Today was pretty rad. I bought a bolo tie:
and made another (pictured up top with me wearing it) out of a disk drive (?) from an old PSP that my roommate said I could use.
I’m pretty proud of myself.
I’m still working on the dysphoria aspect, and I have found that my stomach only drops when I feel like I have to explain what’s going on to someone else.
Because I can’t tell why the dysphoria is happening or what it wants, for lack of a better word, it’s very difficult to explain.
(I know there are some of you fine readers that would say that I don’t owe an explanation to anyone, and I might take you up on that advice soon.)

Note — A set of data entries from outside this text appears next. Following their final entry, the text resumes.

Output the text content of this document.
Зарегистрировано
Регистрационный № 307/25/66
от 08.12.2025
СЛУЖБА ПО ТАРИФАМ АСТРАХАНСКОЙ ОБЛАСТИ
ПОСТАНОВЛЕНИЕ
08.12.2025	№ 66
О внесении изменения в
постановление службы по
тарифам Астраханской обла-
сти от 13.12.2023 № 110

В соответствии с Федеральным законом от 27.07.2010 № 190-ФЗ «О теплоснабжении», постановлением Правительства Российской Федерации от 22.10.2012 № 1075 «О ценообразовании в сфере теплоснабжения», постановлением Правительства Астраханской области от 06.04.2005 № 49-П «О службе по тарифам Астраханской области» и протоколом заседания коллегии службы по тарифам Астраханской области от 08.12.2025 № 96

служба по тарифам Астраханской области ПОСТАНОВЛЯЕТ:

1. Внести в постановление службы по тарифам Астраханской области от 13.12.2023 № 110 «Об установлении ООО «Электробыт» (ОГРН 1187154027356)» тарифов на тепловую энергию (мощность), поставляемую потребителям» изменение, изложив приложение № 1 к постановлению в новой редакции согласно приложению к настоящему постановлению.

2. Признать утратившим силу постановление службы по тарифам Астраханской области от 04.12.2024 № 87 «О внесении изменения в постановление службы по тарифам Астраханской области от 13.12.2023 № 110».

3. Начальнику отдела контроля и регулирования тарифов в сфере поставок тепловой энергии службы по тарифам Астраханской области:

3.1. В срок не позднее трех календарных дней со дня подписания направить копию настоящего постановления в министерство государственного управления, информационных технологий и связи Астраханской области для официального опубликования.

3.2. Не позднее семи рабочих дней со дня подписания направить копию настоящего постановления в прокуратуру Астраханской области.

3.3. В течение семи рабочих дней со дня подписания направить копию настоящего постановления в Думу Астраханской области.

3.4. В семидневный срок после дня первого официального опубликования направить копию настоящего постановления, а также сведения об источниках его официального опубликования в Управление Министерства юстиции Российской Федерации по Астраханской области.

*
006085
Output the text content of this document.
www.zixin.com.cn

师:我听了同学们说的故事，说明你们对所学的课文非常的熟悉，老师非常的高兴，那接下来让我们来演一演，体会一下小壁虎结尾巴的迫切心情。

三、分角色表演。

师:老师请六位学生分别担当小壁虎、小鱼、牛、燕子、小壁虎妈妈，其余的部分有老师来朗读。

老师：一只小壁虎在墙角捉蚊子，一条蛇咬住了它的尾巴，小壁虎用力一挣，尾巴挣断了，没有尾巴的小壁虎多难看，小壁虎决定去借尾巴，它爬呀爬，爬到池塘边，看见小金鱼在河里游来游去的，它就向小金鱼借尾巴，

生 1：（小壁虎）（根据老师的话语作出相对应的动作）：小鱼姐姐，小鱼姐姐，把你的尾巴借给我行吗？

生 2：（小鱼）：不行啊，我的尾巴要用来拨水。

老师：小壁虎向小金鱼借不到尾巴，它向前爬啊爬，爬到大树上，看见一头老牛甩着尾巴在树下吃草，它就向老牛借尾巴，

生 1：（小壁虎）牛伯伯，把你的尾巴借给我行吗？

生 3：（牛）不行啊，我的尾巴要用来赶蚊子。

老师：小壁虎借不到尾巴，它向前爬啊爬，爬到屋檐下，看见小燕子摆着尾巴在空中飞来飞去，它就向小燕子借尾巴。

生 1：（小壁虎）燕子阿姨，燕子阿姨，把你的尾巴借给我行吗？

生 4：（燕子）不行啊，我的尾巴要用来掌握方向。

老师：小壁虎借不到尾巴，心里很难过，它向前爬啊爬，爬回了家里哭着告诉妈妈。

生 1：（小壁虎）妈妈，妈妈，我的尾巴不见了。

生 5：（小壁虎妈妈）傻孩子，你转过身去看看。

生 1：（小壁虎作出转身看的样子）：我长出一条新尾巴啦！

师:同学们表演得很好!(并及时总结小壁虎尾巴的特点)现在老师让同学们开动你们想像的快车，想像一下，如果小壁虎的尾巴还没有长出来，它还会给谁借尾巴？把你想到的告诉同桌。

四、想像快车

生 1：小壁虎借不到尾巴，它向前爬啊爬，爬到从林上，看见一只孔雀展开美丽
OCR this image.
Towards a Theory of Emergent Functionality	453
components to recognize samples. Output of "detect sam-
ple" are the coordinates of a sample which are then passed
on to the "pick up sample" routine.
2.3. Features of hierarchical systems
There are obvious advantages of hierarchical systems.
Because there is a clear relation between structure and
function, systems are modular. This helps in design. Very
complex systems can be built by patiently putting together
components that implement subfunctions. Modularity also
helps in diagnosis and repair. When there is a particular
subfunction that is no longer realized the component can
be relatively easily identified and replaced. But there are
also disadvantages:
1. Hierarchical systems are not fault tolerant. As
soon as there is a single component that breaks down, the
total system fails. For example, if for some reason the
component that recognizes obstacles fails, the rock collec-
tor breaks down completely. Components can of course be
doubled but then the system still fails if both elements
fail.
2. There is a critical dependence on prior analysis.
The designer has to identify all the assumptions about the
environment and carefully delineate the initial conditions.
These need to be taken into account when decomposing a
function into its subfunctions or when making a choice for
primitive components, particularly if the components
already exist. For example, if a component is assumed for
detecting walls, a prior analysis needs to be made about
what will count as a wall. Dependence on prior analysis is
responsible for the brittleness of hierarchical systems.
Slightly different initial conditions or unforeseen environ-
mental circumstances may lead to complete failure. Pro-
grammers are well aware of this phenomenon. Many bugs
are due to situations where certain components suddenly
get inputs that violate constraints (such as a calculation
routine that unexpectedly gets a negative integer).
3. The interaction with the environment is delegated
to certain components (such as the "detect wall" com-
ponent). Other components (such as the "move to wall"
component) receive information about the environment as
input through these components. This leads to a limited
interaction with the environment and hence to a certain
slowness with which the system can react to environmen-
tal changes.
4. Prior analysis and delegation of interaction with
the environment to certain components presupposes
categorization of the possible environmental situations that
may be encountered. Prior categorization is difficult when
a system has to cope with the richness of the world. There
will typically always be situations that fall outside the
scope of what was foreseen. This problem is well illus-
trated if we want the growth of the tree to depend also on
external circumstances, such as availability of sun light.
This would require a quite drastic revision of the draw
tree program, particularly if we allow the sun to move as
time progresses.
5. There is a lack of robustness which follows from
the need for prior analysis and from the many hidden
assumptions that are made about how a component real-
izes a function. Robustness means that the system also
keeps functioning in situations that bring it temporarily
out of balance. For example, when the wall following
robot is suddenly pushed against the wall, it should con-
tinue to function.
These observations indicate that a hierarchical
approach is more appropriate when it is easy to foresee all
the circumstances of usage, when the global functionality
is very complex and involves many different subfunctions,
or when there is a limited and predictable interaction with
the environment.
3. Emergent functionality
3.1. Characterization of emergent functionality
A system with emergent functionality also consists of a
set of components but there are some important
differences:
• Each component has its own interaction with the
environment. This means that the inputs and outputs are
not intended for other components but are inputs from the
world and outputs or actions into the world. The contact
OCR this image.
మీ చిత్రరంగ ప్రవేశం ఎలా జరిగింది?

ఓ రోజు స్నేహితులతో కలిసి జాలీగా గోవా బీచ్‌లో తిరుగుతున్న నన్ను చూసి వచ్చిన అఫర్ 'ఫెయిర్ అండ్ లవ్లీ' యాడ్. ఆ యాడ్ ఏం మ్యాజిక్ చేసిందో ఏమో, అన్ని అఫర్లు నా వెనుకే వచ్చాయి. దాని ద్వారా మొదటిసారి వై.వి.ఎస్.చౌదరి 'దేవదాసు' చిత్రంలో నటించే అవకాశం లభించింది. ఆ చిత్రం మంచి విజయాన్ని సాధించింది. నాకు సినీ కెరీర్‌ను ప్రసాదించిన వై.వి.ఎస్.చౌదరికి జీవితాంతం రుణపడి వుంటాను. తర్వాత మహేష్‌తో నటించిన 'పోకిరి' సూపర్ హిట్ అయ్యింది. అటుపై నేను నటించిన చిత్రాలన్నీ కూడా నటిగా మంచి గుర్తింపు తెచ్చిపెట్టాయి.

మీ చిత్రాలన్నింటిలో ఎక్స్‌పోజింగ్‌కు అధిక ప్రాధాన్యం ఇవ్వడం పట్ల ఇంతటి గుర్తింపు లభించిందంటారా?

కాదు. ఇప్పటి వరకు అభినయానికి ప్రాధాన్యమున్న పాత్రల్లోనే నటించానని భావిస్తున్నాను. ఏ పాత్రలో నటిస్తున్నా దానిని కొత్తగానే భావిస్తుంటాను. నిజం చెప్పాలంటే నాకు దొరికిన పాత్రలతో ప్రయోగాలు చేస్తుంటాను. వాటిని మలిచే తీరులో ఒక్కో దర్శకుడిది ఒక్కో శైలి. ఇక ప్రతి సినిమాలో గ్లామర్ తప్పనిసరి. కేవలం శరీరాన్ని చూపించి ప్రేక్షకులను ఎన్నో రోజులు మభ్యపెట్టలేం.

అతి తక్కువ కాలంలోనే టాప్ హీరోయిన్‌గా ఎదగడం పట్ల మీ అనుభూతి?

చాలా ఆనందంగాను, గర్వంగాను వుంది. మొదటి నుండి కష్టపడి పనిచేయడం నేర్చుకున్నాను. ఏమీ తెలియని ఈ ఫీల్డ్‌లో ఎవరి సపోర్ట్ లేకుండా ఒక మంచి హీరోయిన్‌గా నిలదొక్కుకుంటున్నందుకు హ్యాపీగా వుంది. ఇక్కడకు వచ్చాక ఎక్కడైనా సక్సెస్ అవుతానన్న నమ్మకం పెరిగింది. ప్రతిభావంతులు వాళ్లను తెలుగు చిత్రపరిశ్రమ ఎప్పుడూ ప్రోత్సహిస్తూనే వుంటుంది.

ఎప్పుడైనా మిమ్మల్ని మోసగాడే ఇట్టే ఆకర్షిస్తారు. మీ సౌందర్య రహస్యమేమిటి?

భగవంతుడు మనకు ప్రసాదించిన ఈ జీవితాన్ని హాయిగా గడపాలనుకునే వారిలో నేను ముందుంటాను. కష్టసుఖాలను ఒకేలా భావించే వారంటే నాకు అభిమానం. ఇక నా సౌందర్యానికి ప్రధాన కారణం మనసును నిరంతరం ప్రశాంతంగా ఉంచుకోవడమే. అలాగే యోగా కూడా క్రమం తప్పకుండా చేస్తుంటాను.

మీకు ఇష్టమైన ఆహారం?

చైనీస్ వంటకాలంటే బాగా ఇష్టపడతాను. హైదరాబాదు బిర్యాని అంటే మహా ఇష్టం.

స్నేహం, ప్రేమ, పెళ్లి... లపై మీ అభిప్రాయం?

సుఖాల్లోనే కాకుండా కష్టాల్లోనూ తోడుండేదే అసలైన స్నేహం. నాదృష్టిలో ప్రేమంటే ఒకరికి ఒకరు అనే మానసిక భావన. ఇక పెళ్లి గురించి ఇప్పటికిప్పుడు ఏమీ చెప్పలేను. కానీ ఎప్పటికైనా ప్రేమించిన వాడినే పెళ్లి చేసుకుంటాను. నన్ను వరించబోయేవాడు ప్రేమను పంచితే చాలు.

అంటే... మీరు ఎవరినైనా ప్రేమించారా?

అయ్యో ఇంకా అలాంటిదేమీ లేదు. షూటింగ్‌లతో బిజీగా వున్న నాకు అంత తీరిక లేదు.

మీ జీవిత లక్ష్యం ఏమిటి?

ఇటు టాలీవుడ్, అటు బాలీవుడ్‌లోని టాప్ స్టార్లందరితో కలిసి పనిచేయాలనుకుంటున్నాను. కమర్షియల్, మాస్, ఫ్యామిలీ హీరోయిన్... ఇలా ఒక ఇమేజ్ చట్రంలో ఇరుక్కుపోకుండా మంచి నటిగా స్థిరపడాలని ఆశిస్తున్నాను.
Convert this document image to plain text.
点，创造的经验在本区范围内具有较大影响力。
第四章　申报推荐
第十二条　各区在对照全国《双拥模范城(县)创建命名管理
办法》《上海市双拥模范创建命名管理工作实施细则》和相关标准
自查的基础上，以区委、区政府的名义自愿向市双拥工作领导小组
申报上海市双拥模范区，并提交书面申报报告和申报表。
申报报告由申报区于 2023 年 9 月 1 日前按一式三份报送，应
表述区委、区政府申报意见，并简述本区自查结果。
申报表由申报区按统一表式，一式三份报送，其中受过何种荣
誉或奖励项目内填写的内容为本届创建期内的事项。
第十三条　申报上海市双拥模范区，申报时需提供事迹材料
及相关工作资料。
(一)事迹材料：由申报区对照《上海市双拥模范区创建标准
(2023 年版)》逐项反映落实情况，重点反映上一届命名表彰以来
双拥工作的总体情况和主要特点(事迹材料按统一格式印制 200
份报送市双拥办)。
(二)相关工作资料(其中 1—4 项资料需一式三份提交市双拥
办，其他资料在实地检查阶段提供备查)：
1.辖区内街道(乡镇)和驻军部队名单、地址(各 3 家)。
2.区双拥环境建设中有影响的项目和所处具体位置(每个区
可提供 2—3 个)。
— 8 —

Nonetheless, I want to be able to put words to what I’m feeling because I’m a writer. Putting language to my emotions and experiences gives me a sense of empowerment. And with this….
I feel increasingly powerless and sick to my stomach the more I try to explain what’s going on in my mind. All I can do is make metaphors, and even those are weak. But as I was laying here trying to sleep, I came to realize that if that’s a trigger, I don’t need to explain every detail. I felt euphoric in my button down and tie. I sent probably too many selfies to my friends. And they loved them. I think I also fear judgment too much. Semi-subconsciously, I don’t want people who are close to me thinking I’m trying to craft a new identity to put up a wall or to establish a defense mechanism. I’ve done that before, and that scares even me. So I’m approaching this with caution.
Most of the times I feel dysphoria, it is tied in with a rough patch in my mental health. Either I’m not taking my meds correctly, I’m not getting enough sleep, something major and negative has just occurred in my life, etc.. The only things I can think of are:
Coming out of a depressive spell and moving to Alaska several months ago. I don’t understand why either would trigger that or what I could be hiding from. I’m making friends. I’m getting a job. I’m getting settled in. I’m feeling better. Things are very positive. Why now? I have no idea.
If there turns out to be nothing that I’m hiding from, that leaves a possibility that it’s pushing me towards growth of some form. I’m not trying to reinvent myself, I feel like I’m molting. Same being, new feathers. Maybe this is what I’m supposed to grow into? Maybe this is the next step? I honestly hope so.